This blog post delves deeply into whether perfect diagnosis and treatment are possible within the inherent uncertainty and limitations of medicine.
Human history has been a continuous struggle to find certainty amidst uncertainty. Humankind has strived to seek truth across diverse fields such as religion, philosophy, and science. Discussions on the Forms in ancient philosophy sought to understand the essence of things, while Newton’s laws in science represented an attempt to comprehend the laws of motion. One crucial commonality exists in this pursuit of truth: inference through rules. Long ago, humans discovered the rules governing periodic climate changes and used them to predict future weather, which greatly contributed to the transition from hunter-gatherer societies to agricultural societies.
‘Medicine’ is similar. Doctors have systematically classified countless pathological symptoms to define specific diseases and developed appropriate treatments based on past clinical experience. When a patient visits, the doctor infers diagnosis and treatment based on these rules. Thus, medicine is also a discipline that starts from uncertainty and pursues certainty. In this process, medicine still contains much uncertainty. However, people tend to view medicine as a refined, certain discipline rather than acknowledging its inherent uncertainties. For example, when a doctor tells a terminal cancer patient their remaining life expectancy, it is often misunderstood as an ‘exact time of death’. Yet the period mentioned by the doctor merely indicates a higher probability of death around that time on average; it does not mean every patient will die within that timeframe. Similarly, when a doctor explains various possibilities to a patient’s family after surgery, the family may demand, “Just tell us for sure whether the patient will live or die.”
Even in modern medicine, uncertainty persists, and there remains doubt about whether this uncertainty will ever be fully resolved. Paradoxically, as medicine advances, uncertainty actually increases. Diagnostic technologies improve, new drugs and treatments are developed, making disease diagnosis and treatment increasingly specialized and complex. Consequently, medical rules become entangled, increasing the difficulty of interpretation and application in diagnosis and treatment.
The reason medicine feels uncertain can also be found in its very definition. Medicine is “the discipline that studies the structure and function of the human body, the diverse phenomena of health and disease, and develops techniques for maintaining health, preventing disease, and treating illness.” The crucial points here are the words ‘human body’ and ‘treatment’. The human body is extremely complex, and every individual is different. While dealing with this complex human body, doctors must apply universal rules based on empirical statistics. However, even these universal rules are innumerable and diverse. This creates uncertainty about how to interpret and apply collective data to individual patients.

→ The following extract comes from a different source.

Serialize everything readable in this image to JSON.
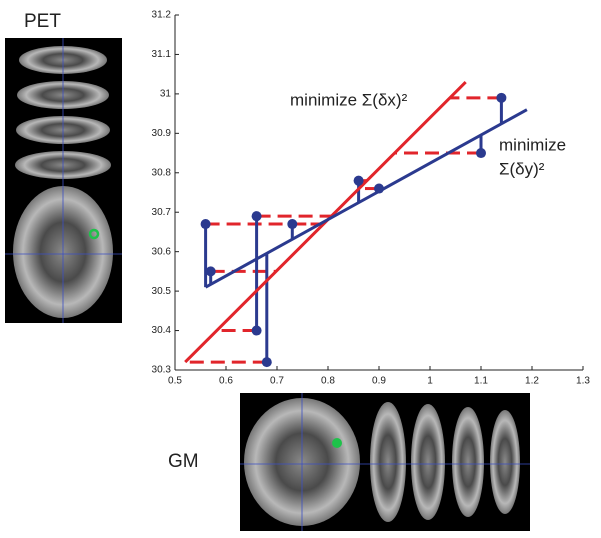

For example, stating that a specific anticancer drug is effective means “a percentage of patients showed effective results in clinical trials,” not that “it is effective for all patients.” Furthermore, having a specific disease does not guarantee that it will always follow the same progression. Similarly, even if a diagnosis of ‘appendicitis’ is made by combining several symptoms, there is no guarantee it is 100% appendicitis. In reality, while 60% of patients are likely to have appendicitis, the remaining 40% could potentially have other conditions.
Modern ‘evidence-based medicine’ is founded on reproducibility and universality. That is, the assumption that the same treatment yields the same results and can be applied anywhere. But can medicine, dominated by uncertainty, truly be called a science? Which parts of medicine are scientific, and which are unscientific?
First, consider the process of devising treatment methods. Treatment methods broadly fall into two categories. The first involves treatments that were empirically proven effective by chance and later validated through research. The second involves treatments developed by applying scientific theories to specific diseases. An example of the first is ‘aspirin,’ an anti-inflammatory analgesic documented in Egyptian papyrus from 1500 BC. The second example is anti-angiogenic drugs based on VEGF receptors, developed from research on tumor angiogenesis. The latter can be considered scientific because it was developed based on scientific principles. However, the former is difficult to definitively label as scientific since it relies on empirical statistics.
In the case of aspirin, it was initially used empirically, but its mechanism was later elucidated through scientific research. It was confirmed that aspirin inhibits the cyclooxygenase enzyme to alleviate inflammation and pain, and acts on the body’s temperature regulation center to produce an antipyretic effect. Therefore, aspirin can be considered a prime example of a treatment that originated from non-scientific experience but later acquired scientific evidence.
Similarly, uncertainty exists in the process of a doctor making a diagnosis and prescribing treatment. Specific symptoms can be indicative of multiple diseases, and the probability is never 100%. While doctors synthesize various symptoms and data to make a diagnosis, this process inevitably involves uncertainty. Furthermore, even for a disease with an approved treatment, it is not certain whether that treatment will be effective for a specific patient. Ultimately, even when treatment proceeds according to medical rules, synthesizing the entire process cannot be scientific, and the final judgment is made by imperfect humans.
Therefore, medicine can be called an ‘imperfect science’. Medicine pursues probabilistic diagnosis and treatment through rules, but due to the individual characteristics and complexity of each patient, a perfect scientific approach is often difficult.